Any suggestions will be helpfull. 

Doug


----------



## jfrank (Jan 2, 2008)

That sounds really labor intensive. I used this with good results and a lot less work. 

http://www.gardenrailwayproducts.com/


----------



## jimtyp (Jan 2, 2008)

Doug, what I did was 1/3 Titebond II glue mixed with water and a dash of soap.


----------



## Madman (Jan 5, 2008)

Doug, if it's hard work, then it will be worth the effort







I use screenings as the final roadbed. They knit together well, and look very prtotypical. And as with the prototype, you will need to maintain it yearly with some added screenings and maybe some track re-leveling in spots.


----------



## NTCGRR (Jan 2, 2008)

digging a trench usually directs the water down into the soil (under the tracks)which may cause frost heave. what state are you in? 
Concrete roadbed sheds the water and just scraping the grass off is all the digging you need and no weed barrior


----------



## Madman (Jan 5, 2008)

I agree with Marty on the trench thing. I have just scraped the sod off and laid 3/4" modified as a base for most of my roadbed, then the screenings.


----------



## paintjockey (Jan 3, 2008)

I laid weed barrier directly on the grass then put 4/11 limestone on top of that. Tamped it, laid track and ballasted. The only place I have frost heave is where i originally started trenching. I live in North East Ohio. 

Terry


----------



## barnmichael (Jan 2, 2008)

Frost heave??? 

No worries.


----------



## devious10 (Jun 20, 2008)

Modified(CRUSHER RUN) will work for the base???? Do you cover the crusher run with screenings or just use it as ballast to set the track? i also am from PA....


----------



## Madman (Jan 5, 2008)

I use the modified for the base material then cover it with the screenings which act as the actual ballast.


----------



## jguettler (Apr 17, 2009)

Marty,

A question on your concrete roadbed. Where do you position the 3/8" rebar? Is it centered in the concrete or is it nearer the bottom or top of the concrete?

Thanks,

Jim


----------



## NTCGRR (Jan 2, 2008)

Jim 
its not like pouring a floor (as some would say) I simply lay it in the approx middle of the forms , as I pour every couple of feet I simply lift it alittle and wiggel it so its about in the middle. I wire each stick to the other with old bailling wire and leave about a foot out the end of a pour so i can wire the next one on to for the next pour. the rebar is simply a ribbon that ties it all together. even at a switch I wire the leg going off to the main. i usually leave a gap in the forms so I have a pad for the switch machine. 
hope this helps


----------



## Spule 4 (Jan 2, 2008)

Posted By devious10 on 04/13/2009 7:28 PM
Modified(CRUSHER RUN) will work for the base???? Do you cover the crusher run with screenings or just use it as ballast to set the track? i also am from PA....
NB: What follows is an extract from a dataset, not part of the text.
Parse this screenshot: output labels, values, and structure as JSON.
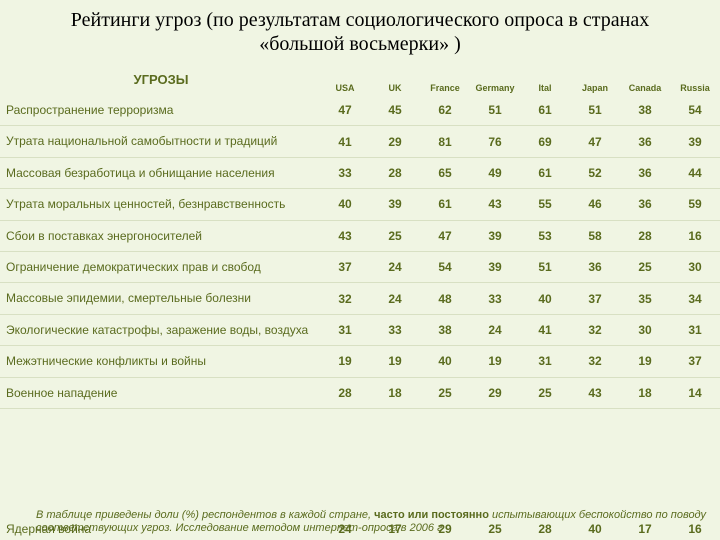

I am using crusher run, then screening some fines out of the crusher run for the very topcoat with a homemade screen (2x4 frame and 1/4" hardware cloth). For the topcoat, a little goes a long way, but for the crush, there are places (embankments) where it and its dirt base are nearly a foot thick/deep. 

Mine is either compacted shallow trench (on the ground), or on top of compacted fill dirt. With the rock put down wet and compacted in 2" or so lifts....using s square hand tamp. Much of my railway is either in a cut or a fill.

Just like building a road.


----------



## jguettler (Apr 17, 2009)

Marty,

That's exactly what I was interested in. I hope to start putting down some roadbed this summer, as I have nearly finished the under house portion. I have another day or so of edging work to complete before clearing grass for the roadbed.


Jim


----------